Por: Rangel Alves da Costa(*)
A
VELHA DEBAIXO DA CAMA
Quando eu era
meninote ouvia uma música diferente e cuja letra (se assim pode ser
considerada) dizia assim:
“A véia
debaixo da cama/ A véia criava um rato/ Na noite que se danava o rato chiava/ E
a véia dizia: Ai meu Deus se acaba tudo/ Tanto bem que eu te queria/ A véia
debaixo da cama/ A véia criava um gato/ Na noite que se danava/ O rato chiava,
o gato miava/ E a véia dizia: Ai meu Deus se acaba tudo/ Tanto bem que eu te
queria/ A véia debaixo da cama/ A véia criava um cachorro/ Na noite que se
danava/ O rato chiava, o gato miava, o cachorro latia/ E a véia dizia: Ai meu
Deus se acaba tudo/ Tanto bem que eu te queria/ A véia debaixo da cama/ A véia
criava um macaco/ Na noite que se danava/ O rato chiava, o gato miava, o
cachorro latia, o macaco pulava/ E a véia dizia: Ai meu Deus se acaba tudo/
Tanto bem que eu te queria/ A véia debaixo da cama/ A véia criava um porco/ Na
noite que se danava/ O rato chiava, o gato miava, o cachorro latia, o macaco
pulava, o porco fuçava/ E a véia dizia: Ai meu Deus se acaba tudo/ Tanto bem
que eu te queria/ A véia debaixo da cama/ A véia criava um bode/ Na noite que
se danava/ O rato chiava, o gato miava, o cachorro latia, o macaco pulava, o
porco fuçava, o bode berrava/ E a véia dizia: Ai meu Deus se acaba tudo/ Tanto
bem que eu te queria/ A véia debaixo da cama/ A véia criava um jumento/ Na
noite que se danava/ O rato chiava, o gato miava, o cachorro latia, o macaco
pulava, o porco fuçava, o bode berrava, jumento rinchava/ E a véia dizia: Ai
meu Deus se acaba tudo/ Tanto bem que eu te queria/ A véia debaixo da cama/ A
véia criava um leão/ Na noite que se danava/ O rato chiava, o gato miava, o
cachorro latia, o macaco pulava, o porco fuçava, o bode berrava, jumento
rinchava, leão esturrava/ E a véia dizia: Ai meu Deus se acaba tudo/ Tanto bem
que eu te queria/ A véia debaixo da cama/ A véia criou uma cobra/ a cobra
mordeu o rato, mordeu o gato, mordeu o cachorro, mordeu o macaco, mordeu o
porco, mordeu o bode, mordeu o jumento, mordeu o leão... Mordeu a véia!!! ... A
véia!!! E o que que houve com a véia cumpadre?/ A cobra mordeu a véia, e a véia
morreu...”.
Acredite se
quiser, como diria Jack Palance, mas a verdade é que a letra de Jonas Andrade,
e cantada por Geraldo Nunes, fez o maior sucesso, sendo gravada por mais de dez
outros artistas.
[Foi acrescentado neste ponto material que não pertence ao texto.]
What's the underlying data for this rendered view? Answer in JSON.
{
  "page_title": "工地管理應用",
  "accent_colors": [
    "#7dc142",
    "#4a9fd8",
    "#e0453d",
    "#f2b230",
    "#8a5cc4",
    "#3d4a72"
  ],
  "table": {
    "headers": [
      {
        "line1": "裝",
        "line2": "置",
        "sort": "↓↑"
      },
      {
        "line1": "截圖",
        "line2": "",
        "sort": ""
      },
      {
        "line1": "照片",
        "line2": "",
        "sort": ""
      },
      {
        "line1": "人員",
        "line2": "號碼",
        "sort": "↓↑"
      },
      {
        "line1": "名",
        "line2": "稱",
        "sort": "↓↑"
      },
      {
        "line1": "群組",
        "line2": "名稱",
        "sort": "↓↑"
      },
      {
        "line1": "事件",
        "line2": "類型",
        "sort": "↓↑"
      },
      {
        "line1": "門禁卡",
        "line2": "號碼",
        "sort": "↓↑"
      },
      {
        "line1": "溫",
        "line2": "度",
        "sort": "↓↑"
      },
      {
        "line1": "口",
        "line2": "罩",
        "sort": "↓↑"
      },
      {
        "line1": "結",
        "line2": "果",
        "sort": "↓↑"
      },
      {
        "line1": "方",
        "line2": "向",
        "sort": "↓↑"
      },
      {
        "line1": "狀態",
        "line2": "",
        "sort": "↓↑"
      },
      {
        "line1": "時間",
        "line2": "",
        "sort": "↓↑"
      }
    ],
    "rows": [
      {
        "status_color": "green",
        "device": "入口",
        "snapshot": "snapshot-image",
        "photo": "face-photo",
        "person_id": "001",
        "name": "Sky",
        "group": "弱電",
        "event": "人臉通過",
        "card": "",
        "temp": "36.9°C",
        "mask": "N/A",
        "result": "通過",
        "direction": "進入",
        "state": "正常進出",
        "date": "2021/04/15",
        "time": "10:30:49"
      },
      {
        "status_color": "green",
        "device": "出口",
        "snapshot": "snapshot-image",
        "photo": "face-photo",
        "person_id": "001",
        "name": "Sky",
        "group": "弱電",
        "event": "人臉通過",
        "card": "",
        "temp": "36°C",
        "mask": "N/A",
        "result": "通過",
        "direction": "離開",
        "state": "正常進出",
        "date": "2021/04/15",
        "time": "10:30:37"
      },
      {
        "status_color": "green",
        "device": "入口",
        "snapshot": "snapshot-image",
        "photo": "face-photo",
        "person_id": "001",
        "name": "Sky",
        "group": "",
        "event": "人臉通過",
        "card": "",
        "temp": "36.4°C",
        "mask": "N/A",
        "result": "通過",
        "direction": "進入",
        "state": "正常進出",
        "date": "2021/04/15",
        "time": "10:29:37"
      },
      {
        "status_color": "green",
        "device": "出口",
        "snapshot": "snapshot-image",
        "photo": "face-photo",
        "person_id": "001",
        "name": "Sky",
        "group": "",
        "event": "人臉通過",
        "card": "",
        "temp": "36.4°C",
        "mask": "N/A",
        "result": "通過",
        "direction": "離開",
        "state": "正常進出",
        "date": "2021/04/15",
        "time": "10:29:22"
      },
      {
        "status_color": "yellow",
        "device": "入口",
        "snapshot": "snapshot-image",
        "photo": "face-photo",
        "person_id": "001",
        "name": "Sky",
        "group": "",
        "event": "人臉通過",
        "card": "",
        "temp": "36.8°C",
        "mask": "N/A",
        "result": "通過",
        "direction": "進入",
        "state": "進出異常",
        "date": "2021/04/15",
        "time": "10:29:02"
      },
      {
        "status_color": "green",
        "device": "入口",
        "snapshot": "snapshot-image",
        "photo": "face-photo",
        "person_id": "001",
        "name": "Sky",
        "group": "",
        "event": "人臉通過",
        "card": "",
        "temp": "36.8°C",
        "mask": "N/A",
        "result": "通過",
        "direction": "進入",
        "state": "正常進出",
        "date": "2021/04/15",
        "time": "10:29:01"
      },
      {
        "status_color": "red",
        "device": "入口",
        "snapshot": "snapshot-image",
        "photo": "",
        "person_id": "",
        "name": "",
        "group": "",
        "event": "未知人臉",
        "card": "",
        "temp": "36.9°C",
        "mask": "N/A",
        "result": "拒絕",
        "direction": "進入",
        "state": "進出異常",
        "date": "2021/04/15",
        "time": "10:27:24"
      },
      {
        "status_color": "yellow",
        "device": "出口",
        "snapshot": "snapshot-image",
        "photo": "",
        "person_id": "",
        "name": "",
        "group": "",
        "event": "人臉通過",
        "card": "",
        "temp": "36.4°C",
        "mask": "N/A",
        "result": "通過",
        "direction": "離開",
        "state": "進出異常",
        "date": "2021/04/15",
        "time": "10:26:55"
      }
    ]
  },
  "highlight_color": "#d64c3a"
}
Mas o que quer mesmo transmitir essa letra, qual a mensagem
nela contida, a não ser que uma velha solitária que criava bichos debaixo da
cama e acabou sendo morta por uma dessas criaturas, a cobra?
Não. Muito
mais há nas entrelinhas. A velha acumuladora de animais também somos nós com
nossas desnecessárias manias de guardar tudo que encontramos pela frente. Não
somente velharias, mas principalmente problemas, situações mal resolvidas,
mágoas e sentimentos mesquinhos que não mereciam passar da porta de entrada.
Quando se diz
que determinadas pessoas vão entocando e estocando lixo debaixo do tapete,
logicamente que tal situação pode ser comparada aos animais criados pela velha
debaixo da cama. Quando os animais se danavam tudo ficava numa algazarra só. E
com o lixo no tapete acontece a mesma coisa. Mais cedo ou mais tarde será
descoberto e todas as podridões surgirão de uma só vez.
De tanto criar
problemas, acumular estresses, viver entulhando dentro de si e ao redor fatos e
coisas negativas, certamente um dia acabará tendo o mesmo destino da velha.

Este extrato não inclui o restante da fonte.